Take contract negotiations between the National Air Traffic Controllers Association and the Federal Aviation Administration. House and Senate lawmakers agreed last year during discussions over the FAA reauthorization bill that they ought to prevent the agency from imposing its final contract offer on unions, as it did in 2006 when negotiations with NATCA stalled. But they could not agree on whether that change should be retroactive so it would apply to the 2006 talks. The Obama administration made that a moot point when Transportation Secretary Ray LaHood appointed a team of arbitrators to reopen contract discussions between the union and FAA. It did not, however, resolve the broader issue, and unions are likely to continue pushing for legislative changes to prevent the FAA administrator from imposing pay and work rules in the future.

Office of Personnel Management Director John Berry also took work off lawmakers' plates in April when he announced a new governmentwide telework policy that would encompass many of the provisions in bills introduced by Rep. John Sarbanes, D-Md., and Sen. Daniel Akaka, D-Hawaii. For instance, it would establish a council to set performance metrics and best practices for telework and encourage agencies to designate coordinators.

But Berry's ability to implement elements of the bills administratively doesn't mean lawmakers should stop trying to pass them, at least from Sarbanes' point of view. Sarbanes said he wanted to see Berry's changes codified in law so they could not be reversed by subsequent administrations.

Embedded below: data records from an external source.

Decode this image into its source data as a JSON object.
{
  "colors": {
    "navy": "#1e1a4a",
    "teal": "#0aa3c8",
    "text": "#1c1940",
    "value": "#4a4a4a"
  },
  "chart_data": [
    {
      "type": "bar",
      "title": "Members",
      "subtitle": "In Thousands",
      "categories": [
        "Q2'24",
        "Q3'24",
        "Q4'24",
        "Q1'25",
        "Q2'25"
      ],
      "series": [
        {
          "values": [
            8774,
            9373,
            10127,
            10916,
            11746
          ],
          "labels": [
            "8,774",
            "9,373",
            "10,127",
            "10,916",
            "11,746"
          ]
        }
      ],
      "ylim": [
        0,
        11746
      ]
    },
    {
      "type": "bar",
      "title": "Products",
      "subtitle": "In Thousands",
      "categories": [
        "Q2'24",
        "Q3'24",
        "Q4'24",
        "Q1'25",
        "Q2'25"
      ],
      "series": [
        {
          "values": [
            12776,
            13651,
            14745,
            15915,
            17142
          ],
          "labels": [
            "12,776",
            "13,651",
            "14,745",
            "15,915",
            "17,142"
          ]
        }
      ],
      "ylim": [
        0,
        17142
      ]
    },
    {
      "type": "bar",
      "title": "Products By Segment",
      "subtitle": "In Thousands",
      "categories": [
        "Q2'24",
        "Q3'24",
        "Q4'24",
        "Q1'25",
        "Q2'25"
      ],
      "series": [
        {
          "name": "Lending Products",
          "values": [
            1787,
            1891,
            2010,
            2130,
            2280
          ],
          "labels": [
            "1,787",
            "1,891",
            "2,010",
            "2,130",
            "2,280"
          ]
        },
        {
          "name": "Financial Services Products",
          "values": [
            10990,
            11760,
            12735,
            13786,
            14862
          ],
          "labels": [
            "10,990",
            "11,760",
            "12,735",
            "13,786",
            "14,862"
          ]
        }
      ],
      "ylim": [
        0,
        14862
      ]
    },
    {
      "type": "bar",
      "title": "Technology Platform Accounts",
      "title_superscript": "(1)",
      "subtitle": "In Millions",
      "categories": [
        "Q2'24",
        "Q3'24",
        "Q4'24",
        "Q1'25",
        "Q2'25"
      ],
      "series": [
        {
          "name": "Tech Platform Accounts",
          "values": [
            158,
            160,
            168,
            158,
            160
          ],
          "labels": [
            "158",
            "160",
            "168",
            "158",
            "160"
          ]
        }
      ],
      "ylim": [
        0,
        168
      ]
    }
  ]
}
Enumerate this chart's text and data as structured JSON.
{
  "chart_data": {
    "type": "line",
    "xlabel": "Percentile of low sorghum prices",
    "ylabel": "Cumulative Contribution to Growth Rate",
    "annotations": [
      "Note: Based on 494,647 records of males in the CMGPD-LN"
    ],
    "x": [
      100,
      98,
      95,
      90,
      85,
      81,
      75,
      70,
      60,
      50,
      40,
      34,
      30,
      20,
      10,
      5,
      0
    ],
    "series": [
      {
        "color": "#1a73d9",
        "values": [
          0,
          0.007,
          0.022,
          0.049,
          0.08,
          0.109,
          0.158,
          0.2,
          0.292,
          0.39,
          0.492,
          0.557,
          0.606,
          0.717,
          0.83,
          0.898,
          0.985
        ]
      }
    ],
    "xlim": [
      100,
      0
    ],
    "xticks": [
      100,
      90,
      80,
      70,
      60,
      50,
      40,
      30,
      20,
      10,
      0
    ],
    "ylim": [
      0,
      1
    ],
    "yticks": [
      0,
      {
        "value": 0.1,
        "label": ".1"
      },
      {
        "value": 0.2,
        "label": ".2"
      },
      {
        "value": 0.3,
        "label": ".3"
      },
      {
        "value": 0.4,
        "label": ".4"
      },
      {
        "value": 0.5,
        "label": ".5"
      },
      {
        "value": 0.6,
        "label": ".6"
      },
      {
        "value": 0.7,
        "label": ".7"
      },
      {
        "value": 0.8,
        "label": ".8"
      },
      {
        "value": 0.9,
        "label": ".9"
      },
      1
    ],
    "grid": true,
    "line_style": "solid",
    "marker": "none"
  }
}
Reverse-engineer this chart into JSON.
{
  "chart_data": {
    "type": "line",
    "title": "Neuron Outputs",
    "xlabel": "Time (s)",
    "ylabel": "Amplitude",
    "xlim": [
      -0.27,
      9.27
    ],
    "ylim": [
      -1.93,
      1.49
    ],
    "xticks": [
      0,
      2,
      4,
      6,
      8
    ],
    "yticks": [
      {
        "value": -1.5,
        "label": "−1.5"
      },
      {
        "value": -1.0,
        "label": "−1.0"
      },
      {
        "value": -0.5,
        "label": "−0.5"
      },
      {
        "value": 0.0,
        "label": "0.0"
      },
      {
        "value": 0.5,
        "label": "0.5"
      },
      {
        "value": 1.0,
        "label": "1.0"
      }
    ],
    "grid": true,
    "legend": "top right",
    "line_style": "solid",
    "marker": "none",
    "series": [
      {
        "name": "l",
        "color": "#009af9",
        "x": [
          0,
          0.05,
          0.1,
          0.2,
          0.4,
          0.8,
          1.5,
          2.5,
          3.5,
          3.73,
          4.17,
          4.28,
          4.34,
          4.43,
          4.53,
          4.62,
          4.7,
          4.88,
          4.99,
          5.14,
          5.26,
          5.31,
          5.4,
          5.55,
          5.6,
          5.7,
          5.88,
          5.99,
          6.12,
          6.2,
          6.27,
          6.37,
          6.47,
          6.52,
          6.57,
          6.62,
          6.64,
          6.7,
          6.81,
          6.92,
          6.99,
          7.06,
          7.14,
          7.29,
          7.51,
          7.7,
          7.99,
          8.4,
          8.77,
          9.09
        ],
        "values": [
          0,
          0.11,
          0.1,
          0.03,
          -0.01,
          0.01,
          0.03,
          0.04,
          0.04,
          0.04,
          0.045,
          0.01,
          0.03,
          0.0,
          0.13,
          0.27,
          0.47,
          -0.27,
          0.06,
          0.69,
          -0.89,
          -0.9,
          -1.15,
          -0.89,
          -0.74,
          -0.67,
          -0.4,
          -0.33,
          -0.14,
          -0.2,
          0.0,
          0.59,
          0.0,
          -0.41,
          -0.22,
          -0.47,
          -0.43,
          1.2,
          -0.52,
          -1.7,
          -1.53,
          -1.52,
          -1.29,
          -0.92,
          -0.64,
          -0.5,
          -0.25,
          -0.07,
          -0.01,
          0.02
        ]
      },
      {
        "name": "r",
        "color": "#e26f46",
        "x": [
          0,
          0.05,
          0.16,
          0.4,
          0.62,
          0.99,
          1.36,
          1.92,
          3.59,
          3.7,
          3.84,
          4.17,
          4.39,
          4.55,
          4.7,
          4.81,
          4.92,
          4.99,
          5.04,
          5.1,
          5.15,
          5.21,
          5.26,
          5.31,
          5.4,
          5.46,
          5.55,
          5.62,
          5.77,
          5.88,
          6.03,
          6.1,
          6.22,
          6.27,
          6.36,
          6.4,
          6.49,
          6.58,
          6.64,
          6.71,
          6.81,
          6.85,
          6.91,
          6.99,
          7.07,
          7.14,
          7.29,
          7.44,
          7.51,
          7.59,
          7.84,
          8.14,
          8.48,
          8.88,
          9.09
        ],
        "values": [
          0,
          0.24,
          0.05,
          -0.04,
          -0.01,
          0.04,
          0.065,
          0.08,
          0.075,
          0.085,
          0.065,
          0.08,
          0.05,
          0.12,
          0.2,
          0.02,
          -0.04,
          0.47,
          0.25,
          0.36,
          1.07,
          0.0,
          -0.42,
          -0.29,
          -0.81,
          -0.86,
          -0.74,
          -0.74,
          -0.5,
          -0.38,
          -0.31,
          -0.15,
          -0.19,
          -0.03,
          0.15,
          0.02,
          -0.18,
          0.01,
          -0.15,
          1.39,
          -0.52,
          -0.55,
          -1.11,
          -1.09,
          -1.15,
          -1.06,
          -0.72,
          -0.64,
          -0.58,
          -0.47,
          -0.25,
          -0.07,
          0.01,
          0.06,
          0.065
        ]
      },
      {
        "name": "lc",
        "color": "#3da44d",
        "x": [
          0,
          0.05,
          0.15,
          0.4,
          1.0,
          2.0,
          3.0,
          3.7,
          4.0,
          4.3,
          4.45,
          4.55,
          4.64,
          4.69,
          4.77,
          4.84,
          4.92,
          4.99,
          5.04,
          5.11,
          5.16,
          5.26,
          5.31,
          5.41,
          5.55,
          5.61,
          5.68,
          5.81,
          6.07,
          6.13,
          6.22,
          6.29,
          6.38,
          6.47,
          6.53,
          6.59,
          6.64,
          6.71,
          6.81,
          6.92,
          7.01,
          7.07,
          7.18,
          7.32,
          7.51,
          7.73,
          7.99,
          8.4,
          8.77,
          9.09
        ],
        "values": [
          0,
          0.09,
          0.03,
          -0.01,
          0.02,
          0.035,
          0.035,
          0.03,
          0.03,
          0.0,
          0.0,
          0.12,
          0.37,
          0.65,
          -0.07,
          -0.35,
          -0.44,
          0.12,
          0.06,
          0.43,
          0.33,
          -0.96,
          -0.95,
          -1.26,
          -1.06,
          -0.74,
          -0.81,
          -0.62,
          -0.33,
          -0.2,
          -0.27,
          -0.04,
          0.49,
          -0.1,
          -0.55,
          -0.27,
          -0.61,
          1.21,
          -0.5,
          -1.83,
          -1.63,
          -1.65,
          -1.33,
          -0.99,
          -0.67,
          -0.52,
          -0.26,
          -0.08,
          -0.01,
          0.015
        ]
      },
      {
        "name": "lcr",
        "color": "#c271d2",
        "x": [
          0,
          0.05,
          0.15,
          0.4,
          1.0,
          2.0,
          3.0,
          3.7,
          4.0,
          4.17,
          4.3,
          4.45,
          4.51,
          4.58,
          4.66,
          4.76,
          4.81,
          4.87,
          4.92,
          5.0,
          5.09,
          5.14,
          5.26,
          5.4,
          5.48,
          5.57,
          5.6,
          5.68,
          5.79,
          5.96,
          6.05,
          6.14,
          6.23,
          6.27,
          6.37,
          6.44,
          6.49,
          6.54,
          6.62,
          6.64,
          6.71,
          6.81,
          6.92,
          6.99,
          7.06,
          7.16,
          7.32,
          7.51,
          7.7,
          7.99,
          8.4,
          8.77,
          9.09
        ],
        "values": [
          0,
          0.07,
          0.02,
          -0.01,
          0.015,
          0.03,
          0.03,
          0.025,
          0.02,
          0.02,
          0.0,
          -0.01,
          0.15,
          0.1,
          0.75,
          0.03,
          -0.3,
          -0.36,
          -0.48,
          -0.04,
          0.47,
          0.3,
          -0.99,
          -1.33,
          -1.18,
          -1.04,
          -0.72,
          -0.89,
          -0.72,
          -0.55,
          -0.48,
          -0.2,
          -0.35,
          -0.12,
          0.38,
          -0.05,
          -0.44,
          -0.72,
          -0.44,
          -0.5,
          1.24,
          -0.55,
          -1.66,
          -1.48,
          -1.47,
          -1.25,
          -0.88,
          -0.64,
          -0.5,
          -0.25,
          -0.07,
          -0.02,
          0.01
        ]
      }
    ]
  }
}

That same concern about the mutability of presidential executive orders and other executive branch directives animates other calls for legislation.

The National Treasury Employees Union and the American Federation of Government Employees want Homeland Security Secretary Janet Napolitano to declare that Transportation Security Administration employees have the right to bargain collectively. They also would like to see a law passed to establish that right in case Napolitano's successor disagrees with her.

Similarly, some federal employee unions want President Obama to issue an executive order re-establishing mandatory labor-management partnership councils but moreover, they are hoping Congress will pass a law so that the councils are no longer subject to the whims of the administration in power. President Clinton established such councils through an executive order, but President George W. Bush issued another order disbanding them.

Some political appointees acknowledge the limits of their power. Berry said during a recent Senate hearing that he would reform the hiring process even absent congressional action, but noted that he could have trouble enforcing new policies, joking that OPM might as well be called the "Office of Personnel Recommendations." A law would lend teeth to policies.

As the Obama administration moves forward on personnel reforms, it must balance the competing desires to act quickly and find a lasting solution. Agency heads, and the president himself, could move faster than Congress. But congressional action is critical to making long-term changes.